The planting of the experimental crops was delayed to December because of the late arrival of the seeds and needed inputs. Notwithstanding the delay, the experiment succeeded in demonstrating that both crops can be successfully grown in Baguio City, particularly in Guisad; and in Kapangan, Benguet.
Results for both trials in Guisad, Baguio City and Kapangan, Benguet were quite similar.
BPI researcher, Ms. Divina Jose presentation of the research results during the field day conducted, April 4, 2018, showed that a computed marketable yield of 3.18 to 3.42 tons per hectare was harvested for the Mindoro variety of garlic from their experimental areas. The weight per bulb is 18.50 grams with an average diameter of 4.27 centimeters. The result is almost the same for the Batanes garlic strain.
For onions, the computed marketable yield for Rio Bravo variety is 18 tons per hectare, while that of the improved Red Express is 16 to 18 tons per hectare. The average return on investment (ROI) for Red Onion was P20 per kilogram; and P16 per kilogram for yellow/white onion.
The field day last April 4, was attended by farmers, local government unit technicians from the province of Benguet and its municipalities, particularly La Trinidad, Sablan, Kapangan, Tuba; Barlig, Mountain Province; Pinsao National High School, Baguio City; Bokod National High School Bokod; Barangay Fairview and Cresencia, both in Baguio City, and, the DA-CAR.
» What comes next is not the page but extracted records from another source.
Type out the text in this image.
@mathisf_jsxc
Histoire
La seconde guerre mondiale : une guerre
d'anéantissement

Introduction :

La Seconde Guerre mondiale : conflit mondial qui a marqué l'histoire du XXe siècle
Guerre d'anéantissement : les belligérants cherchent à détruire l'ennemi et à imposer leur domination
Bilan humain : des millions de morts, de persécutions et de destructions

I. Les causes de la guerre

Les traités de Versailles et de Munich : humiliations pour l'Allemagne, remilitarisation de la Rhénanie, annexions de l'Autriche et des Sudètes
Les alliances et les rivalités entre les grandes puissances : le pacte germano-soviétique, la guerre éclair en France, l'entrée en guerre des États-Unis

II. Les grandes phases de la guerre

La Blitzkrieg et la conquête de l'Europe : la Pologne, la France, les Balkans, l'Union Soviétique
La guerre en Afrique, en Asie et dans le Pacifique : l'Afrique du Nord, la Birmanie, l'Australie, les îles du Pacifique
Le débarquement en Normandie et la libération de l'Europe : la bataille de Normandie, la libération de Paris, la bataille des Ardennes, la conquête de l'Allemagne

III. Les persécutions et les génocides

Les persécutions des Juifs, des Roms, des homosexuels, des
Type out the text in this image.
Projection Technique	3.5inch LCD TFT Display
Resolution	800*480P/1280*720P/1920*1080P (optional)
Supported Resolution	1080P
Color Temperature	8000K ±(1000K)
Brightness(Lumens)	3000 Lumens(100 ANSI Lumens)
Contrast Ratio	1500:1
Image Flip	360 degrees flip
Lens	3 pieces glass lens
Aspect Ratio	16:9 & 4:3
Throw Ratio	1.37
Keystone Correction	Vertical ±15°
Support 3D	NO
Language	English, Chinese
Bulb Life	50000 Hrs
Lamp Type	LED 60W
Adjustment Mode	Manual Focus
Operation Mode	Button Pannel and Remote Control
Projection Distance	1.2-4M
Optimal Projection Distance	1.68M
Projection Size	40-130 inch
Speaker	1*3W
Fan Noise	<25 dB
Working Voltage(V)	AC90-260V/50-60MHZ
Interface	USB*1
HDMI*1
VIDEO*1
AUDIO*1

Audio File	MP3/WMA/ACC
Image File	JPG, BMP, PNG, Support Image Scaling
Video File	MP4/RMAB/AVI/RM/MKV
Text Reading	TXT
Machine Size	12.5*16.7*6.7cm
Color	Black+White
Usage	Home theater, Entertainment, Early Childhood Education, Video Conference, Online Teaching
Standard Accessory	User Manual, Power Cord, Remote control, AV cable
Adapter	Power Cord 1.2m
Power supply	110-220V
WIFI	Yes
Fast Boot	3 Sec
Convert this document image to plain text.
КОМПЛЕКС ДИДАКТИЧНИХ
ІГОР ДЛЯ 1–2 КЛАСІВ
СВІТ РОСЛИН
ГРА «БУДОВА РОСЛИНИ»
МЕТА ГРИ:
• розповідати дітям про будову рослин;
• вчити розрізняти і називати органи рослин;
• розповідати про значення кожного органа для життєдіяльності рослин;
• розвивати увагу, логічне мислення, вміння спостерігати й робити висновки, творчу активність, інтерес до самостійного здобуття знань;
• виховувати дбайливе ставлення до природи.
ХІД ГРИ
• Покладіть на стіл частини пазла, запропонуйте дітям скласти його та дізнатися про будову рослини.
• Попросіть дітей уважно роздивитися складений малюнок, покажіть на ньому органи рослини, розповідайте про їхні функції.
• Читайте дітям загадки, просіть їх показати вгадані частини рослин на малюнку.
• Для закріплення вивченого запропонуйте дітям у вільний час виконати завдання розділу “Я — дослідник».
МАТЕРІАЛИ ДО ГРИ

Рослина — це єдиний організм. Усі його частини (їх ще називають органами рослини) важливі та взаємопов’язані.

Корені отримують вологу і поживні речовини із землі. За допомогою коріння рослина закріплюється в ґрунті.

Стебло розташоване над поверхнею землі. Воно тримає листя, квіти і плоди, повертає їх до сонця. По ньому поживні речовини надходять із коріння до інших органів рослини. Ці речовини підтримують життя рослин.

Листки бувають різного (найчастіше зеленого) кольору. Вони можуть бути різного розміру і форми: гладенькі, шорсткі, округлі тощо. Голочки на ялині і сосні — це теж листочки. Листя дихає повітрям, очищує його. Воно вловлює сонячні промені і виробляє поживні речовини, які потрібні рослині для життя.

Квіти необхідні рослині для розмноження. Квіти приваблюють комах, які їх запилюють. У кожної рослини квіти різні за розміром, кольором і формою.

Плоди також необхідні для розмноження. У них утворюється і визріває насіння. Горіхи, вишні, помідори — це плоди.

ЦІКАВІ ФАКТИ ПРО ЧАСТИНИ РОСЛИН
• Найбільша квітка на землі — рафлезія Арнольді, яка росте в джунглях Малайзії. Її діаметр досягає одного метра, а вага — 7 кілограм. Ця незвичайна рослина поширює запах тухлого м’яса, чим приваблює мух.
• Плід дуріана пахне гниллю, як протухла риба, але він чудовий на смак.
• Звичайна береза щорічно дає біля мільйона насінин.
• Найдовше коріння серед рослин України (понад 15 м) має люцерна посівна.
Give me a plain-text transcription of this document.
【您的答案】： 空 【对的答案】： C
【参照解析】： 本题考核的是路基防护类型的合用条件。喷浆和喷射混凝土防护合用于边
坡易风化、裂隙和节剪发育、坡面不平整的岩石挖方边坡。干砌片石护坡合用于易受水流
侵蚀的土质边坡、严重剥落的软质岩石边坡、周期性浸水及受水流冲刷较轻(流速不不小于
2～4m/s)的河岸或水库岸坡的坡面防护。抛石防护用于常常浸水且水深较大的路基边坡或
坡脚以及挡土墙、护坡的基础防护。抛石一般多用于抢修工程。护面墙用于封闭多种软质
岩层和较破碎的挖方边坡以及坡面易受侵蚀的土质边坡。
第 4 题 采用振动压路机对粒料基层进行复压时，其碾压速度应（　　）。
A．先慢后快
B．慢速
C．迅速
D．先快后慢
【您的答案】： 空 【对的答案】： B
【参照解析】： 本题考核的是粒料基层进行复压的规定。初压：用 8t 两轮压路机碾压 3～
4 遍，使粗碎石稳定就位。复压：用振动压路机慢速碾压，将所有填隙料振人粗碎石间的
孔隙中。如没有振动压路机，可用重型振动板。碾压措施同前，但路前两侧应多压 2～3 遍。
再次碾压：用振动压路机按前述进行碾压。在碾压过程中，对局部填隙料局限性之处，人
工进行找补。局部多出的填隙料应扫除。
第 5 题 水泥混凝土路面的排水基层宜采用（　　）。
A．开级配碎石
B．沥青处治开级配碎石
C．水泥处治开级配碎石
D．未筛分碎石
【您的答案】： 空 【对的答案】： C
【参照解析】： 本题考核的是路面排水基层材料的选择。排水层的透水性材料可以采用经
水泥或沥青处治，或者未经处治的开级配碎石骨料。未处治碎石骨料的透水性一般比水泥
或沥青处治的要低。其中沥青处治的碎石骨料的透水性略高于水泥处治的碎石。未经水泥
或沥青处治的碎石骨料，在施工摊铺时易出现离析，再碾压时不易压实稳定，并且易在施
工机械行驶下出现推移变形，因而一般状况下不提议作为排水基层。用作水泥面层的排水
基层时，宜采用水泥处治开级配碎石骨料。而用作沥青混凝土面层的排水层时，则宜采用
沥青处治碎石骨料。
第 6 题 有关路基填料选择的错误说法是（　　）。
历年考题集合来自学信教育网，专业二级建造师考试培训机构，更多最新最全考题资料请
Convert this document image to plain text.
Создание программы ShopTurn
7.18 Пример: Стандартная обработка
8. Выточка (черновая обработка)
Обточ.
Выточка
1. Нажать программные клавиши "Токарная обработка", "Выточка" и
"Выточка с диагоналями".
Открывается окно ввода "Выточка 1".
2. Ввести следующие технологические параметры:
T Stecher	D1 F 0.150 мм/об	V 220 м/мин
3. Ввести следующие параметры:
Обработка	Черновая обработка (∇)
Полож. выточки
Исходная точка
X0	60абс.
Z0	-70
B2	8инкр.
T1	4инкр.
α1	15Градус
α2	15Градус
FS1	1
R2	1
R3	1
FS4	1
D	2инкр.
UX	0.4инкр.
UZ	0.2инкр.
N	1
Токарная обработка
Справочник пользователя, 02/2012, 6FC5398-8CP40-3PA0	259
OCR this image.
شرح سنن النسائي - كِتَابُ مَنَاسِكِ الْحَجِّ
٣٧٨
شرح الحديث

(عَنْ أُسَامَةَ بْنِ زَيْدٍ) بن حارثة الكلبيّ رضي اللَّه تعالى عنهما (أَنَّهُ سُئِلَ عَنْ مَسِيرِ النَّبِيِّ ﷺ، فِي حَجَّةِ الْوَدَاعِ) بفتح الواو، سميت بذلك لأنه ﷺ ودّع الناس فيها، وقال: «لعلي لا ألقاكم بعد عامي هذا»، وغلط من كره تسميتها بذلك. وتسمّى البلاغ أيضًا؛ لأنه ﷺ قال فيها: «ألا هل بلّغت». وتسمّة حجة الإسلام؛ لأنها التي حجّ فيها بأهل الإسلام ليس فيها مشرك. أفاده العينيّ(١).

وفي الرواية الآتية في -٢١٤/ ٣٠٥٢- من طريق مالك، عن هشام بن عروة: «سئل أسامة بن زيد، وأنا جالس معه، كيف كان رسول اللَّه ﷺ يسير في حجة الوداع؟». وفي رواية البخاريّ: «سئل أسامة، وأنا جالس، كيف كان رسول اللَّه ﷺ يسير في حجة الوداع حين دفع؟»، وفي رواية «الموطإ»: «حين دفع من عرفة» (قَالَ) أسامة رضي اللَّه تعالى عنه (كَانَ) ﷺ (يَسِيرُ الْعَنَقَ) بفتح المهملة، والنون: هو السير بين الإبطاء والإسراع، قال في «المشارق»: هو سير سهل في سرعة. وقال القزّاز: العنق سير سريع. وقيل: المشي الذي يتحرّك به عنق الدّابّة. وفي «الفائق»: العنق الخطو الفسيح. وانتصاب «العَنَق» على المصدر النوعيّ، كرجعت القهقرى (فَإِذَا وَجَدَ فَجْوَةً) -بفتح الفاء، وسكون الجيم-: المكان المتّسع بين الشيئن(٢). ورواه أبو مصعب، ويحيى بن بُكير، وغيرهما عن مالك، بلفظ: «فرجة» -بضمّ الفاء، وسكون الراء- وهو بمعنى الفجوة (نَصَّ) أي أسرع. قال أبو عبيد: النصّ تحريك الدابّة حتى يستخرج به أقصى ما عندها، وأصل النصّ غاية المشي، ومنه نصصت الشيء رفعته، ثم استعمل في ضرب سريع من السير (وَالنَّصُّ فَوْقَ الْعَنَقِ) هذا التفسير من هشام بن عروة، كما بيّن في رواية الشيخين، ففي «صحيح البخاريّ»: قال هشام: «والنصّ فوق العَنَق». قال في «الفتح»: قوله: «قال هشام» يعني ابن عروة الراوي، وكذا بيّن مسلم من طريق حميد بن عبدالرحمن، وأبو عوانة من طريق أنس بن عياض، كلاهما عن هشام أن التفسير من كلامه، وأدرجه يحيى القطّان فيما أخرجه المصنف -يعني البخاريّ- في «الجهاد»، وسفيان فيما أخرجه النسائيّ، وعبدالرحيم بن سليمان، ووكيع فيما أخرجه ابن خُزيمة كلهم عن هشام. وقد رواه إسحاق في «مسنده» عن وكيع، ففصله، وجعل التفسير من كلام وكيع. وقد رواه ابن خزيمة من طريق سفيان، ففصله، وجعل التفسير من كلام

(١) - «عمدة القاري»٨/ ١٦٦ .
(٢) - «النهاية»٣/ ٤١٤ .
The participants seem to be convinced to try growing both crops in the backyard, in pots or as commercial crops, but the problem is where to get seeds.
BPI-BNCRDC Superintendent, Dr. Jesus Aspuria, told the participants that they have yet to conduct further field trials and to generate enough good seeds before they will commit to providing seed pieces for planting by farmers, and backyard growers for both crops.
Besides the added income that both garlic and onions provide, growing these healthy crops, are certainly called for in our time and age where obesity, heart, and blood diseases are rampant and can be prevented by eating these crops.
Onions are a very good source of vitamin C, as well as B6, biotin, chromium, calcium, and dietary fiber. In addition, they contain good amounts of folic acid and vitamin B1 and K. Here are some health benefits that onions provide: Boost beneficial HDL cholesterol; Thin the blood; Retard blood clotting; Lower total blood cholesterol; Lower triglycerides; and, Lower blood pressure.
For garlic, experts say there are several ways to use them: As blood purifier; For relief from colds and flu; For the prevention of heart disease; As anti-bacterial and anti-parasitic; For cancer prevention; For healthy skin and hair; and, For healing of splinters.